Dear Readers:
Shame on the South Carolina Democratic Party, shutting Stephen Colbert out of the primary race in that state.
Is that what democracy has become? A committee of 16 people determining if someone can run in the presidential primary? I say let the people decide.
If U.S. voters want to elect a television comedian president, they should have every legitimate avenue to do so.
They say Colbert was not recognized in the national news media as a true candidate? He is the national news media!
Plus, his presidential bid received more national coverage in two weeks than some other candidates’ campaigns received in an entire year.
In the first place, why is a legitimate campaign determined by media coverage, when the mainstream national media gives more time to Paris Hilton than most presidential candidates anyway?
The South Carolina Democratic Party Executive Committee also says Colbert didn’t actively campaign in the state.
Yet he spoke at the University of South Carolina about running for president and was actually polling higher in the state than Richardson, Kucinich and Gravel.
What a perfect example of a flawed U.S. system: a small, power-hungry group of political royalty taking the freedom of choice away from the people and tarnishing the very word “democracy” (government by the people), which their party supposedly stands so strongly for.
They’re afraid he’s going to speak some real truthiness and provide a spark that starts a fire of change.

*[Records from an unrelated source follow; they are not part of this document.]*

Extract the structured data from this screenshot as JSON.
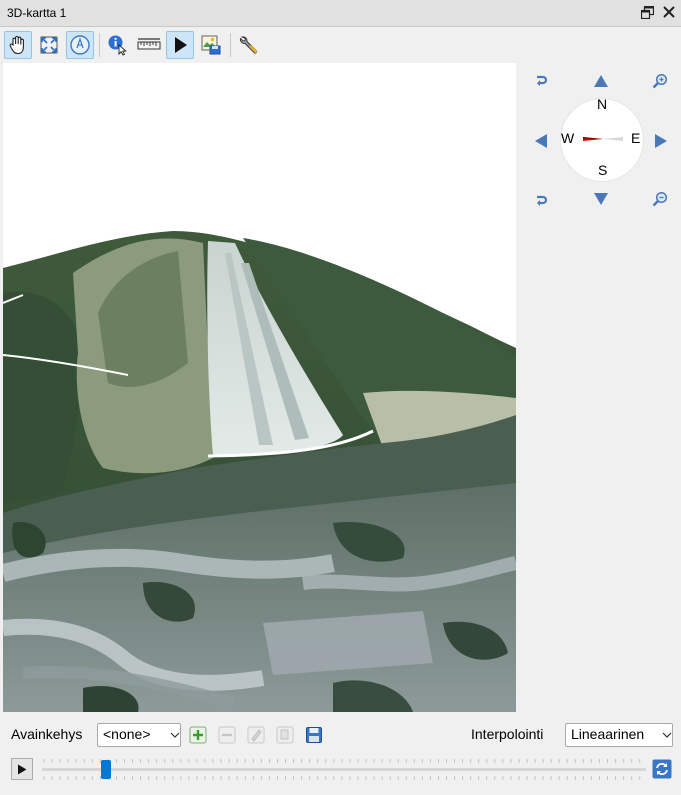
{
  "window": {
    "title": "3D-kartta 1"
  },
  "toolbar": {
    "tools": [
      {
        "icon": "pan-hand-icon",
        "active": true
      },
      {
        "icon": "zoom-full-icon",
        "active": false
      },
      {
        "icon": "camera-north-icon",
        "active": true
      },
      {
        "icon": "identify-icon",
        "active": false
      },
      {
        "icon": "measure-line-icon",
        "active": false
      },
      {
        "icon": "animation-play-icon",
        "active": true
      },
      {
        "icon": "export-scene-icon",
        "active": false
      },
      {
        "icon": "configure-wrench-icon",
        "active": false
      }
    ]
  },
  "compass": {
    "n": "N",
    "s": "S",
    "e": "E",
    "w": "W"
  },
  "keyframes": {
    "label": "Avainkehys",
    "selected": "<none>",
    "interpolation_label": "Interpolointi",
    "interpolation_value": "Lineaarinen"
  },
  "timeline": {
    "position": 0.1
  },
  "colors": {
    "accent": "#0078d7",
    "active_tool_bg": "#cde6f7",
    "nav_blue": "#4a78b8",
    "needle_red": "#e00000"
  }
}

Shame on the committee, and shame on Mr. Colbert and the American people if we do not vigilantly stand up to these oligarchs.
Remember to register to vote in time to participate in Tennessee’s primary, Feb. 5.
Although everyone’s sick of the war and Bush’s supporters are dwindling, there has been no major attack on the U.S. since that September morning when it seemed Americans would have a front row view of World War III.
For better or worse, placing the U.S. military half a world away seems to draw the terrorists there and not to American soil. Keeping the Middle East in turmoil may indeed be the best thing for the U.S.
Oh well, the end times are upon us anyways. Chariots are raging in the streets, wars and rumors of wars abound, knowledge is increased, Visa is everywhere you want to be, the United Nations (one-world government) is in place, and the generation alive when Israel was reformed is about to pass. “And it shall not pass until these things are fulfilled.”